Learn how we use evidence-based behaviour change campaigns to improve and save lives in low-income countries.
Learn about how DMI brings together two different worlds: demonstrable scientific practice and creative storytelling.
Having children less than 2 years apart raises the risk of a child aged 1-4 dying by about 40%. Increased access to family planning is associated with increased educational participation and economic benefits through the demographic dividend (which is the boost in economic productivity that occurs when there are growing numbers of people in the workforce relative to the number of dependents).
Worldwide, the number of families who are able to plan how many children to have is steadily increasing, with 49% of women of reproductive age (ages 15-49) using some form of contraception in 2019. Progress is slower in Sub-Saharan Africa, which has some of the highest fertility rates in the world and the lowest rate of contraceptive use (29%). 58 million women in Africa currently have an unmet need for contraception, and this number could grow by 39 million over the next decade.
Our Family Planning Work
Large investments have been made to increase the availability of contraceptives in low-income countries. In many cases the main barriers to contraceptive uptake are rooted in cultural beliefs and social norms; they include lack of information, stigma, and fears of side-effects.

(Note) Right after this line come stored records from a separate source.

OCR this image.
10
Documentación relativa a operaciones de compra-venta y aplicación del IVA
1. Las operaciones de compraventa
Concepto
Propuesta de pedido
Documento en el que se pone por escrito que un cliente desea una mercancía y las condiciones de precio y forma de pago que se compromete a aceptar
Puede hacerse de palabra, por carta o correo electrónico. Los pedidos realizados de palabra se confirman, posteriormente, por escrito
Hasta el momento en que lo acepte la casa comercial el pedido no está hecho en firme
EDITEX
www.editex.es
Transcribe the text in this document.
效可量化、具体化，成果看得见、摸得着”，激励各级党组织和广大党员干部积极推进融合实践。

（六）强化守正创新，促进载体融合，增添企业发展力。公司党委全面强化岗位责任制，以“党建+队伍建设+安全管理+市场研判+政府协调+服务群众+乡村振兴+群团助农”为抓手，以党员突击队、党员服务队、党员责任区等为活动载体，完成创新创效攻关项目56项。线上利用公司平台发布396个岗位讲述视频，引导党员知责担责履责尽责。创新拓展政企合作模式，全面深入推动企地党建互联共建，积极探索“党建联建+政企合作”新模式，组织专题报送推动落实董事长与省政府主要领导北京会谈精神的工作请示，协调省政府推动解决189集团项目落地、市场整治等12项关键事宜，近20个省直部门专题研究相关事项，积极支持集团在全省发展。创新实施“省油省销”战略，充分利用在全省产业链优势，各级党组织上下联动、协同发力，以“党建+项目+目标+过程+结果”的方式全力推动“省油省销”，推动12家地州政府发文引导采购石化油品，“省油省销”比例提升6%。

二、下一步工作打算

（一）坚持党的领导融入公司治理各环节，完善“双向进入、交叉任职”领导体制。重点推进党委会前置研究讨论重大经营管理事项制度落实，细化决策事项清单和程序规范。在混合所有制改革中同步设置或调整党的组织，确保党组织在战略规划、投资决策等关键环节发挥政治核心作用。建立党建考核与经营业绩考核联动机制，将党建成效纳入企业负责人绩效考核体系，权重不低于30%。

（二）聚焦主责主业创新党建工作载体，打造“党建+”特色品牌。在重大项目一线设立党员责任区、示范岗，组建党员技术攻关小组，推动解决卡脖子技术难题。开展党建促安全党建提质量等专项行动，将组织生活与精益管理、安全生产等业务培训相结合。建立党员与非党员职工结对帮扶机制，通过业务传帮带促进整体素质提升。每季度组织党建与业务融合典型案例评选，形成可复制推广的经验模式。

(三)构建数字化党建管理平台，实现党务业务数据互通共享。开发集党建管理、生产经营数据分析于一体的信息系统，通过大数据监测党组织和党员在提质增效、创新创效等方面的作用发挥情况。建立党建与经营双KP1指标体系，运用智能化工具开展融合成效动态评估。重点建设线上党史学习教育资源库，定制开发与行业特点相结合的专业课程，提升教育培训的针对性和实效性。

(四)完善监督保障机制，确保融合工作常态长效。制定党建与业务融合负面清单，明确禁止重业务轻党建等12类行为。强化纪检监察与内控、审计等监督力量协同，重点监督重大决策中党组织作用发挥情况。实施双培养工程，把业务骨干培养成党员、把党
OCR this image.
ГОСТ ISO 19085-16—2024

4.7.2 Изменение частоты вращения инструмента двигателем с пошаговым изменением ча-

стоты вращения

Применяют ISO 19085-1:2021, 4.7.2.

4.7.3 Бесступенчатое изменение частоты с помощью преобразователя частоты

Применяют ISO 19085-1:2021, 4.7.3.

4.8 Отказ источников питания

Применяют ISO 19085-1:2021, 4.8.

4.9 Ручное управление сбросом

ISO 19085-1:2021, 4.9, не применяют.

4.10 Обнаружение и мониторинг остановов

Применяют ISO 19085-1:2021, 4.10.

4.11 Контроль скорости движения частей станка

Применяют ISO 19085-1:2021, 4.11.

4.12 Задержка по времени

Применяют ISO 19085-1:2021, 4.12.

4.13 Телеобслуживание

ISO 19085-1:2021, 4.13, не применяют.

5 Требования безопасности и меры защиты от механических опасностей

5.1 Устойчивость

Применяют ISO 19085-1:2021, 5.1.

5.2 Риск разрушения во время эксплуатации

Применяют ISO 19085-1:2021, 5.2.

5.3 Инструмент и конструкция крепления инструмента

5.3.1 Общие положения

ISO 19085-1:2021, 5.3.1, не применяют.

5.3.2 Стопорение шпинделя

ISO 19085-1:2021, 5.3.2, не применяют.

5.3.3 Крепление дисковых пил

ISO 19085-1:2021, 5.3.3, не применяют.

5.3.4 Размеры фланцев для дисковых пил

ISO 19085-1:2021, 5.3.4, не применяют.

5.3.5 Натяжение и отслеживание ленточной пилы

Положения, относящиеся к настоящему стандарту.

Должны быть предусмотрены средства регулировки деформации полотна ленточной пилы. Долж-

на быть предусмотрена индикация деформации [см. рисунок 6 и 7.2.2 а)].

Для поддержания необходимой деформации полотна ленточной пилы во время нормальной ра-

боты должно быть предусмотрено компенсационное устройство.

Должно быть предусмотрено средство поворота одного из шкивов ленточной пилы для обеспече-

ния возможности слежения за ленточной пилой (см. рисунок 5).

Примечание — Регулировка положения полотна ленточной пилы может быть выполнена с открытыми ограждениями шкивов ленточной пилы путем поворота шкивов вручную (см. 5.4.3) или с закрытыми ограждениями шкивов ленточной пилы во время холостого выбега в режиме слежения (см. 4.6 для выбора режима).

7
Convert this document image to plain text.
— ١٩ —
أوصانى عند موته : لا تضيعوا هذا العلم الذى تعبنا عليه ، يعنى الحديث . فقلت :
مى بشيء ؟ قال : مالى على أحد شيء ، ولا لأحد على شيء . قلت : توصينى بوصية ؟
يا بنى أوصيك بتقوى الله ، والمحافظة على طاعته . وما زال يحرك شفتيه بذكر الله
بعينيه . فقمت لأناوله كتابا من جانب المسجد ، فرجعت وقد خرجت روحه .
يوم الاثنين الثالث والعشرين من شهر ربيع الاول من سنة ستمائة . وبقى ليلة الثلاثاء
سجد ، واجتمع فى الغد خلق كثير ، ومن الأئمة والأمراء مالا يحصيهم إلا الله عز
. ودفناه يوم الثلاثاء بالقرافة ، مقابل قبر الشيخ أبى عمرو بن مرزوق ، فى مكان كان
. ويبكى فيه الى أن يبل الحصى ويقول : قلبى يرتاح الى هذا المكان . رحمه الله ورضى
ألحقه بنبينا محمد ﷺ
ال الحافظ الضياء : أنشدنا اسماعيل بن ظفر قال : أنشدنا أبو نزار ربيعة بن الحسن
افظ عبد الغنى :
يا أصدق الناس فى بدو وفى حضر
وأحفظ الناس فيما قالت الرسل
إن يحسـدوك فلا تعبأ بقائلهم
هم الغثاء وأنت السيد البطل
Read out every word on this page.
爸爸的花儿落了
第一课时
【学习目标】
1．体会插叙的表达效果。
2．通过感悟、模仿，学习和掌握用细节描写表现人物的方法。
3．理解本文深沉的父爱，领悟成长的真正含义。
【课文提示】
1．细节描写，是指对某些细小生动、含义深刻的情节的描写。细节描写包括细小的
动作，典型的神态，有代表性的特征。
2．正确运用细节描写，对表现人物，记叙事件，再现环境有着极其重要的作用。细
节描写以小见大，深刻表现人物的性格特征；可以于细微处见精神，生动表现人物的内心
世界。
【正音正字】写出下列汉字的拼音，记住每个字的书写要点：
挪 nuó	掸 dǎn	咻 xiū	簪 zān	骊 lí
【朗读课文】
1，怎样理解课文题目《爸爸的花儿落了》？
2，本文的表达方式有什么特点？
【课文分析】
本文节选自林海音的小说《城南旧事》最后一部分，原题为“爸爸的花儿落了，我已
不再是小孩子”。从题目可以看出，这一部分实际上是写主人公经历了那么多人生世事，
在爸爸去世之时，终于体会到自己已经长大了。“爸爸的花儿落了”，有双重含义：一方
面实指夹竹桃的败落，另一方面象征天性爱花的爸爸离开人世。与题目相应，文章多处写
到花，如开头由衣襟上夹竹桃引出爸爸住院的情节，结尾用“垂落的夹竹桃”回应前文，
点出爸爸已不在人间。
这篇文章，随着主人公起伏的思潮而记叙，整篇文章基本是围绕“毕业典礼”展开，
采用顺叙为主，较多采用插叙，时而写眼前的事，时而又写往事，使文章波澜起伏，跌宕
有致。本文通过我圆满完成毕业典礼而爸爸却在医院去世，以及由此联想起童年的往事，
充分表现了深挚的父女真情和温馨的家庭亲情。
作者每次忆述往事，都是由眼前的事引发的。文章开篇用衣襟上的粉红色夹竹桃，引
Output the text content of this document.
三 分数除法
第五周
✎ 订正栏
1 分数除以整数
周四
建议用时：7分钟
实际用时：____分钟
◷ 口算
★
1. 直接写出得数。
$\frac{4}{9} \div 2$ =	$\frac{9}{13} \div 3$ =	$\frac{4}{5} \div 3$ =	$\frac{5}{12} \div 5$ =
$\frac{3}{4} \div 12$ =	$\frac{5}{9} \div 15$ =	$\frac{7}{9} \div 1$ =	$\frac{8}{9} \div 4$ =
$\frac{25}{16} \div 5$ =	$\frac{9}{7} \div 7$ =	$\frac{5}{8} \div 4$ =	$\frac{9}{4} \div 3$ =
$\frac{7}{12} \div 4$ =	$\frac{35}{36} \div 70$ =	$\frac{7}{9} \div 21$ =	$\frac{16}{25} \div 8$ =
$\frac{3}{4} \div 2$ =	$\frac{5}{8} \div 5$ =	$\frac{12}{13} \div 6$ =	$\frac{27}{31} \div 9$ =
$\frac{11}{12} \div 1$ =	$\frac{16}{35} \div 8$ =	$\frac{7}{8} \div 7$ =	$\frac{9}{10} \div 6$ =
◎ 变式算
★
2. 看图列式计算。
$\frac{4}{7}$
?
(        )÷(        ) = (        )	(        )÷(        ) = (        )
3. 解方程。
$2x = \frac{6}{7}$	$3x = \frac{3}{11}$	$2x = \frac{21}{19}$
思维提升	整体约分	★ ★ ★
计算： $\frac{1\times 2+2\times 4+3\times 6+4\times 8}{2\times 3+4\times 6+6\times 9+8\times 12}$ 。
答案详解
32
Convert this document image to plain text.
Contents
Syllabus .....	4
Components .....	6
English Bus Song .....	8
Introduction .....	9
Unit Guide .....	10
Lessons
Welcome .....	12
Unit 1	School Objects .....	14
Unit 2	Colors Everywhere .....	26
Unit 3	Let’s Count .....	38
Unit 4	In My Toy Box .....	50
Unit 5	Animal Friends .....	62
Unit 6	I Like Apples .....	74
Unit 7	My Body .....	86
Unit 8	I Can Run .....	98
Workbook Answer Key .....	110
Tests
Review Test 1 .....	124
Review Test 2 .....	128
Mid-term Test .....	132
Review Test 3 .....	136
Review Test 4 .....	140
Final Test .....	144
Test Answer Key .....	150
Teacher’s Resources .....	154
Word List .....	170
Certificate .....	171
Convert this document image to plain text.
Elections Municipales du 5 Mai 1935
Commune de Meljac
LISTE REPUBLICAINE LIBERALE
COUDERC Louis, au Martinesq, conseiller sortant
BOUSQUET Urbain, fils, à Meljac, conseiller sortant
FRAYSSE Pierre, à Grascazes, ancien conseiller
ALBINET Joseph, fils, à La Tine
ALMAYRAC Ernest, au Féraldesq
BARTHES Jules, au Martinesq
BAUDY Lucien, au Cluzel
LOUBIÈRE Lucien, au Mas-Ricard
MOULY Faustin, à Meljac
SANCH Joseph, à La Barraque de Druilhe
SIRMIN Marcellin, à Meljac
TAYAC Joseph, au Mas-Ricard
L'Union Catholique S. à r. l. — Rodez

Our family planning campaigns challenge misinformation, highlight the health and economic benefits of family planning and share information about different contraceptive methods, ultimately generating demand for modern contraceptives and family planning. Our campaigns emphasise the importance of male engagement in family planning and support women to make their own choices.
Randomised controlled trial evidence shows that our family planning campaigns can be an extremely cost-effective add-on to supply side investments. Radio, TV and mobile phones are the dominant information sources in much of Sub-Saharan Africa. With effective messaging, we can use these channels to reach millions of people at a time and significantly accelerate the uptake of modern contraception.